20.

650 58 29
                                    

O som abafado dos passos dos servos nos corredores fez com que Perséfone acordasse cedo. Sonolenta e preguiçosa, sentou-se na cama, sentindo um arrepio quando os pés tocaram o chão frio de mármore. A luz do luar iluminava parcialmente o quarto e a lareira, quase apagada, ainda aquecia o cômodo.

Ela chegou a tomar um banho, colocando uma muda de roupa limpa e fresca. Embora o corpo realizasse os hábitos adquiridos com a nova rotina no Submundo, a mente permanecia distante, vagando para o jantar da noite anterior.

Sentia-se estranha, mas de um jeito bom. Quando fechava os olhos, conseguia lembrar com detalhes do calor do toque de Hades, de sua voz melodiosa, dos orbes ônix profundos e, principalmente, da sensação quente que sentia a cada troca de olhares.

Confusa – essa era a palavra perfeita para descrever seu estado. Eram muitas sensações, muita informação para alguém tão jovem e inexperiente.

Claro que já havia recebido propostas de cortejo e até mesmo casamento, em um passado que agora parecia longínquo. Por mais que negasse, era dona de uma aparência rara. A pele bronzeada brilhava na luz do sol e os cachos que pendiam do alto da cabeça eram excepcionalmente adoráveis. Perséfone cresceu em um ambiente cercado por uma tensão madura. À medida que seu corpo desenvolvia e criava curvas magníficas, os deuses – até mesmo os comprometidos – voltaram seus olhos para aquela beleza tão pura e angelical. Ela não era como Afrodite ou Hécate, que tinham nas feições uma ligeira malícia.

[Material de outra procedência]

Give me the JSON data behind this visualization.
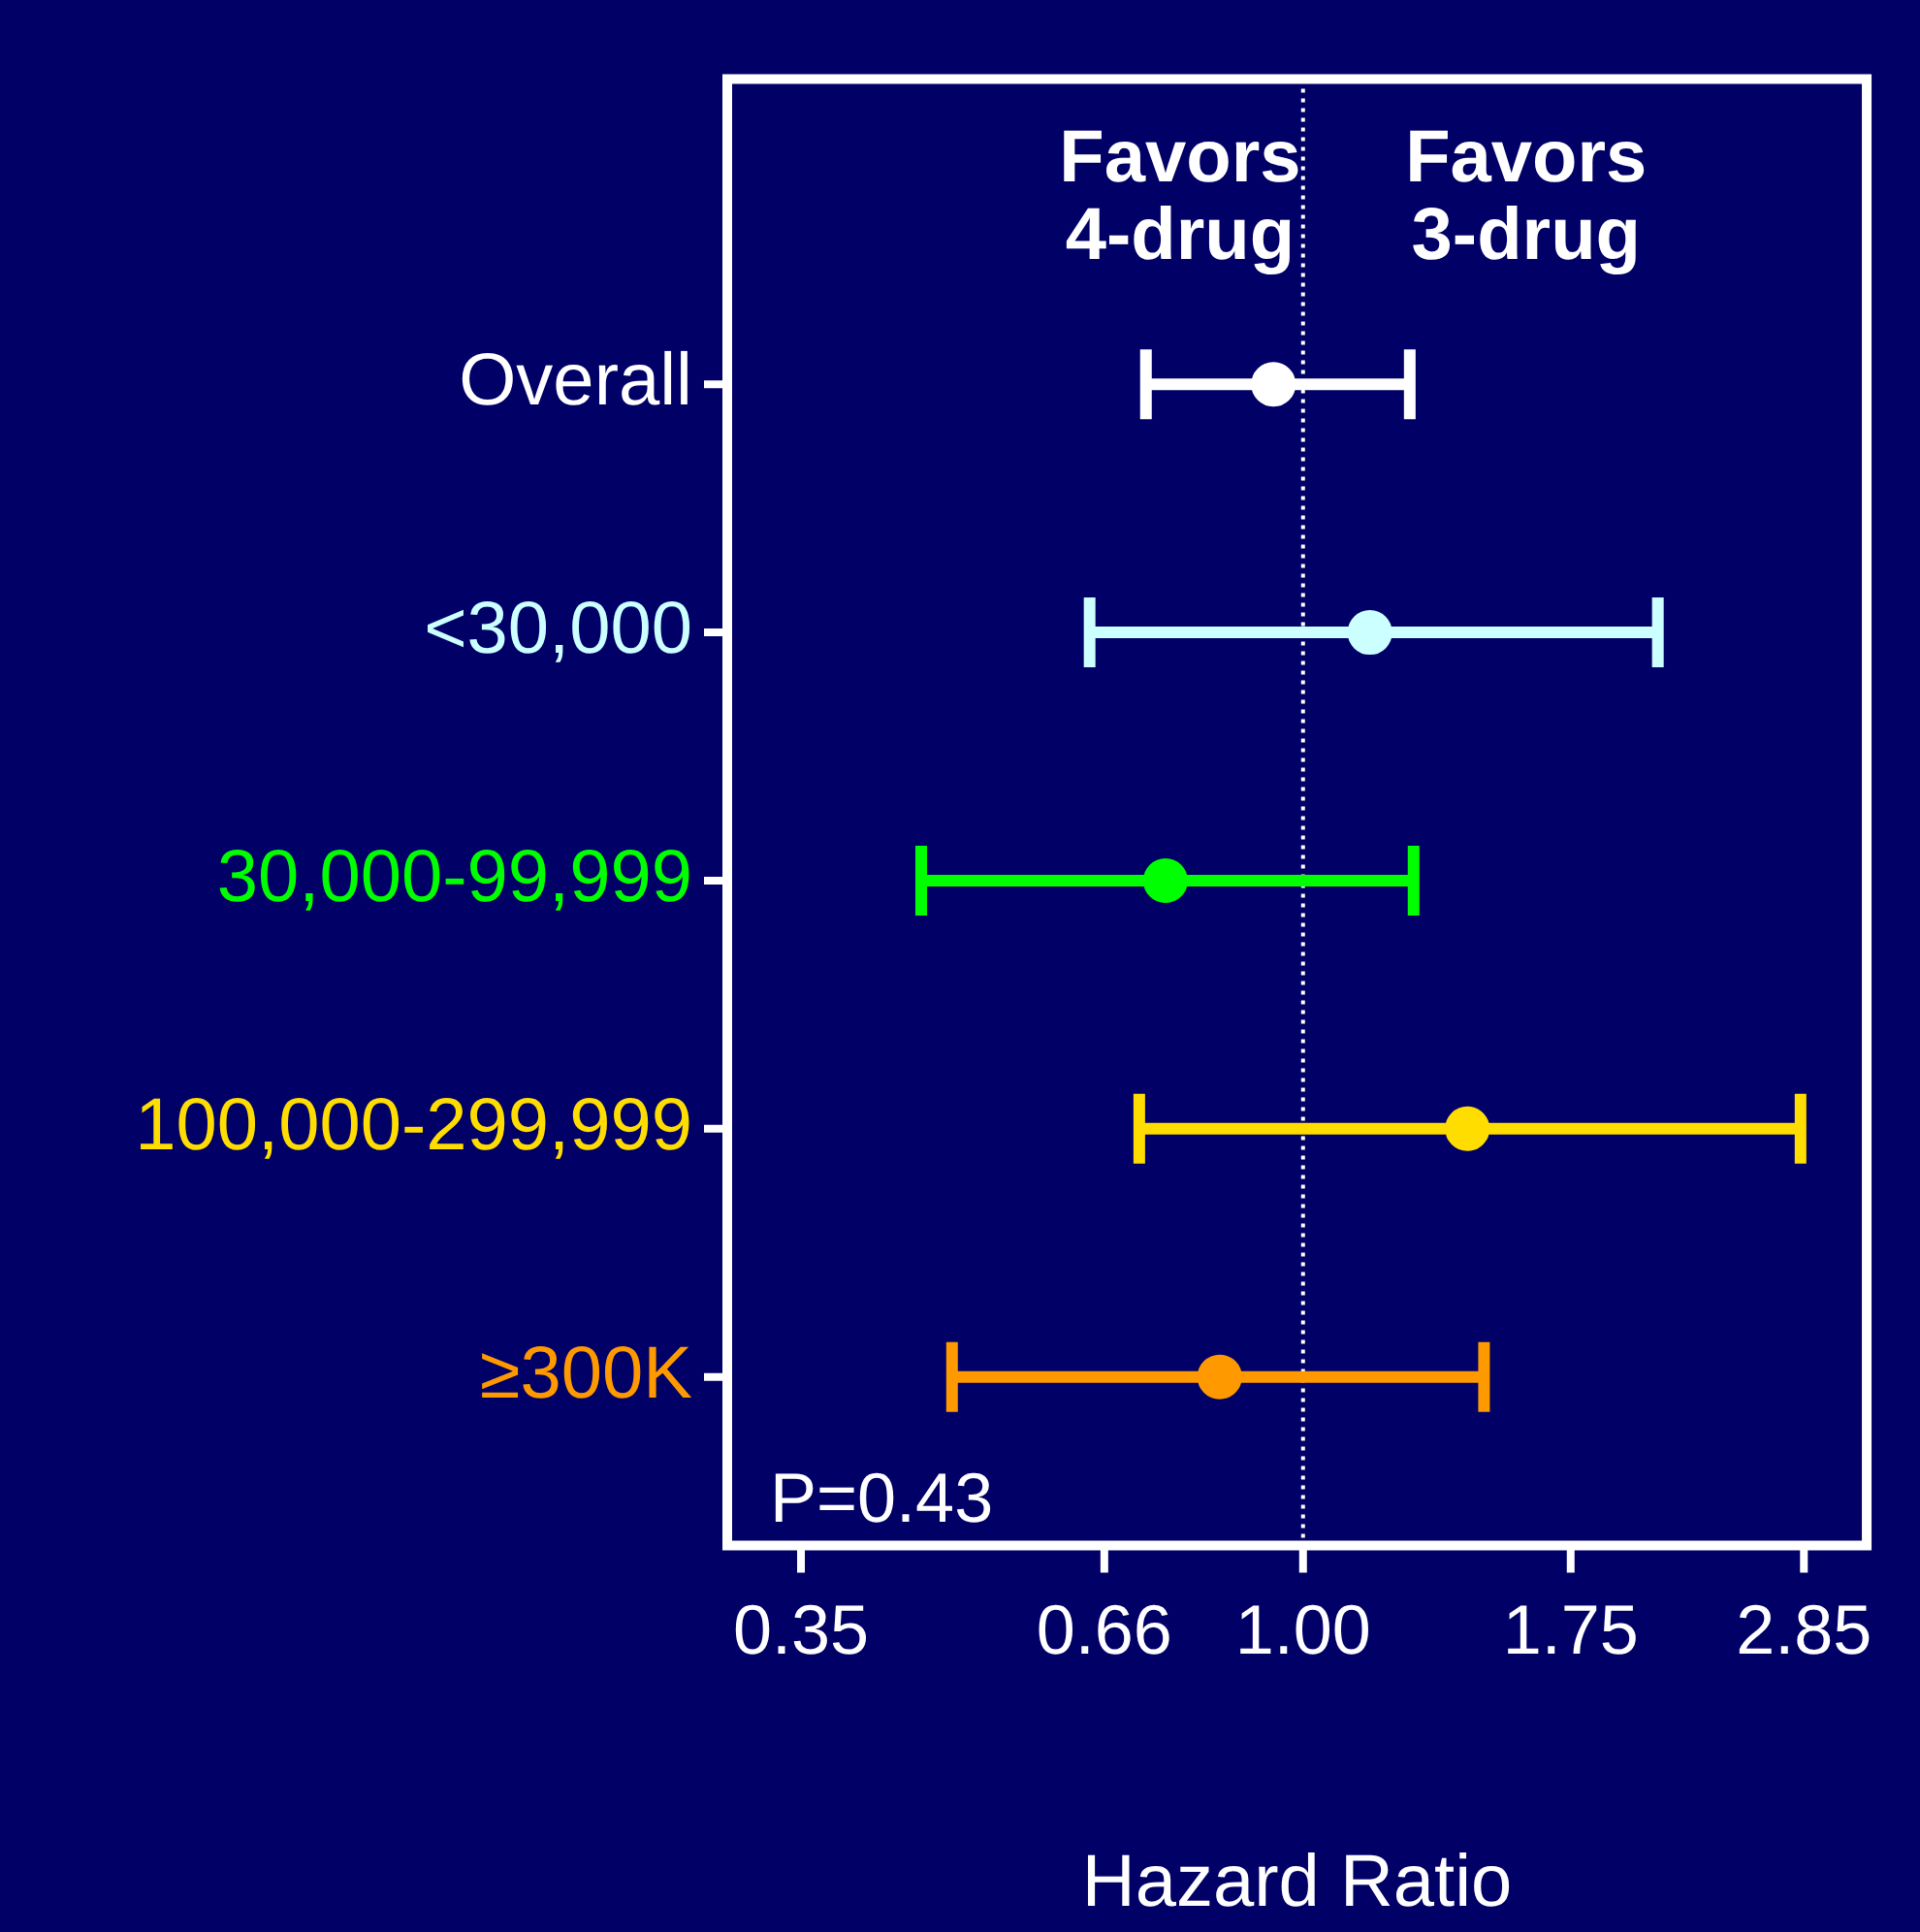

Não. Seu jeito simples que deleitava os olhos masculinos.

Apesar das propostas e tentativas de cortejo por parte dos rapazes – algo que Deméter simplesmente abominava, afinal, era completamente a favor da castidade –, Perséfone não sentia nada. Havia apenas a consternação, nada a mais. Nunca sentira a sensação das mãos trêmulas, do coração pulsante, ou qualquer outro clichê clássico da literatura. Não havia uma emoção ou energia que a movia.

Mas ontem foi diferente.

Lembrar das palavras do deus dos mortos, tão sinceras e diretas, fez com que um arrepio questionável percorresse seu corpo. Não conseguia ser indiferente a ele. Hades não era como os outros. Não havia malícia em seus olhos, muito menos segundas intensões; apenas uma profunda admiração e respeito.

Era encantador. E aqueles olhos escuros sempre a deixavam sem fôlego.

Uma euforia quase incontrolável nasceu em seu âmago. Perséfone não conseguia identificar ou nomear aquilo, mas sabia que era uma sensação boa, como se ela flutuasse e estivesse em órbita.

Não havia como negar: Hades causava coisas nela.

Coisas que adoraria ignorar.

Coisas que a assustavam.

Ainda cheia de pensamentos, inspirou o ar, dando uma última olhada no espelho do tocador. Desta vez, mesmo com o frio, armou os cachos em um penteado ornamentado e muito bem-feito no alto da cabeça. O vestido branco escorria lindamente até os calcanhares, marcando a cintura e, nos ombros, o xaile colorido pesava, protegendo-a do frio do Submundo. O rosto, como sempre, estava livre de qualquer vestígio de maquiagem. Não gostava e era desnecessário. Os cílios grossos emolduravam os lindos orbes verdes e a boca era naturalmente rosada.

Encarou-se, por um breve momento, uma sensação de insegurança formando em algum local do subconsciente.

Queria sentir-se bonita.

E, de alguma forma, queria que ele a considerasse bonita.

Sacudiu a cabeça, na tentativa de afastar os pensamentos para longe e, mais cedo que o habitual, retirou-se do imenso quarto, começando uma lenta caminhada pelo corredor. As cortinas estavam abertas, revelando o lindo céu, e ela aproveitou aquele pequeno tempo para admirar os pequenos detalhes do castelo. Tudo era lustroso e lindamente polido. Não havia uma poeira sequer nos móveis ou nos carpetes. Percebera que os servos realmente eram bons no que faziam.